Remember hearing about the Huggies Tweet Pee concept last year? As cloth diapering families, most of you reading this know that a diaper should be changed as soon as it is wet – generally every 2 1/2 hours or more often. Both cloth and disposables can be worn for naps or even 12+ hours at night, but that doesn’t mean you shouldn’t change baby often during the day.
When we used disposables, I had no trouble telling they were wet, since they developed a “squish” any time there was measurable liquid inside (they also smelled kinda funky when wet.) Cloth isn’t as easy, so I just aim to change every 2 or so hours.
The difference is that when you change a cloth diaper, you’re not throwing money in the garbage. As much as it pains me to see a child in a swollen disposable hanging down to their knees, I also know it pains that parent to throw away a diaper that could hold “one more pee.” I really do get it.
My first thought with Tweet Pee was that hey, maybe people would actually change their babies when they were wet. However, I doubt anyone would use it if it sensed moisture immediately. They’d assume the intent was just to get them to buy more diapers if it was suddenly telling them to change baby 8 times per day when they typically only changed 4.
So I am guessing that it won’t sense the moisture until the diaper is nearly fully saturated – a point at which any parent interacting with their child should be well aware that a diaper change is required. I have seen parents do the same “squish test” only instead of changing as soon as there was any wetness, they let it go as long as the diaper wasn’t full to the point of nearly bursting.
Of course – wireless signals and any amount of voltage (no matter how “low” or “safe”) beside my child’s genitals? No thanks!
The newest gadget on the block is a USB keychain that detects wet diapers. This is a little less frightening since it is not constantly next to baby, but I still wonder how wet the diaper has to be. In the video where the device worked through jeans, the wet diaper appeared to be swollen to the point that a casual onlooker could look at the baby and know it was wet, without touching it.

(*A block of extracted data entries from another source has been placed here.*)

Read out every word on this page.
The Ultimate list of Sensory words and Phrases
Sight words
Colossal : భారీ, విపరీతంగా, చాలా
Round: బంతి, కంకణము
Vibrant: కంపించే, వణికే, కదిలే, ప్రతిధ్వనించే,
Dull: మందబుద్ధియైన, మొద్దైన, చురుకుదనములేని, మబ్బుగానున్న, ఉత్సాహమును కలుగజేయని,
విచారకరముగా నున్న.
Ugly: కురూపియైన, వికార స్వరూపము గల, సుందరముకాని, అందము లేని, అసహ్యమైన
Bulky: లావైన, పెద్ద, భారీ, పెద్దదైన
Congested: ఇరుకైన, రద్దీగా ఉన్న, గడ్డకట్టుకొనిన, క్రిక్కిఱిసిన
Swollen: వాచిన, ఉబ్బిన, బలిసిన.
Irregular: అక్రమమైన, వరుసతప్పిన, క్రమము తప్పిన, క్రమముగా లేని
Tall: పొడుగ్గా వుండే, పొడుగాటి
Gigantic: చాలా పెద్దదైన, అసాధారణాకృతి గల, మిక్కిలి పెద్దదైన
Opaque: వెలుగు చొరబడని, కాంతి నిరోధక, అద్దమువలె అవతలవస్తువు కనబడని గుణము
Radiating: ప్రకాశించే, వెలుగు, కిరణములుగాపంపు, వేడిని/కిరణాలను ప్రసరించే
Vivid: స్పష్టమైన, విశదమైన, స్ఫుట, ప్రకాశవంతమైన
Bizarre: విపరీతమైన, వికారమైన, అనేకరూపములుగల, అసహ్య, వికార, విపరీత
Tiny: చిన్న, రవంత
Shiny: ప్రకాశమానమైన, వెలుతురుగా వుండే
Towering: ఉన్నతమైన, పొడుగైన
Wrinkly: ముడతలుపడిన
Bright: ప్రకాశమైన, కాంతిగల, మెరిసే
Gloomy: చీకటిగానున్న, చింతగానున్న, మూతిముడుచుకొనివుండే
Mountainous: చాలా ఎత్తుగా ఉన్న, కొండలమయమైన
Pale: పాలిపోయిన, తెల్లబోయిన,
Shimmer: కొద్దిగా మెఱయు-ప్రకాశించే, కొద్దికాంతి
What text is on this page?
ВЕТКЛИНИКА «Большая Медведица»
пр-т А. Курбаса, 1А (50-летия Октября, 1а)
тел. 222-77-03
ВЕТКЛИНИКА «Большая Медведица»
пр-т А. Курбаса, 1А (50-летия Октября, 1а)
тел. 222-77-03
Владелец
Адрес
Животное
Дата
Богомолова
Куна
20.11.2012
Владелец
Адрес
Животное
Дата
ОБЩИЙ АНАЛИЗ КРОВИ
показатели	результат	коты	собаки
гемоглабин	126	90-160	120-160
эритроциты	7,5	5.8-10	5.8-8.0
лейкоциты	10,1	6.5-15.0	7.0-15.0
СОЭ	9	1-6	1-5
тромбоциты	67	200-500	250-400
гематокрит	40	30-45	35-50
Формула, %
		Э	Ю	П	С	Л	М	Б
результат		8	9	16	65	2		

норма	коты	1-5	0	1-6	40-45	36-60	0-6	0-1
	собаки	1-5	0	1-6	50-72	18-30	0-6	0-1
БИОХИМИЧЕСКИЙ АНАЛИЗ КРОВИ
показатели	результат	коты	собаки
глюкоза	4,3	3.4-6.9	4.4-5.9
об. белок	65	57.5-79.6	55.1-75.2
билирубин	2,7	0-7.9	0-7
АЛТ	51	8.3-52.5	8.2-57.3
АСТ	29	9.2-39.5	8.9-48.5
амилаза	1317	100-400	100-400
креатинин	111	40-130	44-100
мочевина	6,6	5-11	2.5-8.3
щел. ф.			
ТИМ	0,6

My fear would be that people would change baby even less often with these devices, and I can’t help but notice how many products are being made to reduce the need to touch or interact with baby. Don’t get me wrong, I loved our cradle swing for an occasional break (when babywearing wasn’t practical, to take a shower etc.) but babies need touch and at times, new products make it seem like children are an inconvenience to be managed.
I wondered what a doctor might think of these gadgets.
“I don’t know enough about the TweetPee device or USB wet diaper detectors to make an entirely informed opinion as both still seem to be in the testing phase. From what I can gather however, the first device is radio-like in nature and transmits microwave frequencies that go directly in front of a young child’s crotch. The second device is simply placed next to the diaper to run a test. Given that, I would say that the second device would be safer than the first.
There hasn’t been enough research done to declare whether or not such exposure to a young child could increase the risk for disease. The general studies conducted regarding the connection between radio frequency exposure and things like cancer or leukemia provided no clear association, but it could not be ruled out. If there are any adverse effects, those could be exacerbated in young children simply for the fact that their bodies are still in the growing stage. All in all, I’d say it would be a good idea to avoid such devices and to simply check your kids’ diapers the old-fashioned way.” Dr. David Dragoo, Contributor at Money Crashers
I’ll stick to my cloth diapers and change them as often as I like without having to worry about the cost.
Have you had a hard time telling if a diaper (disposable or cloth) was wet? How did you check?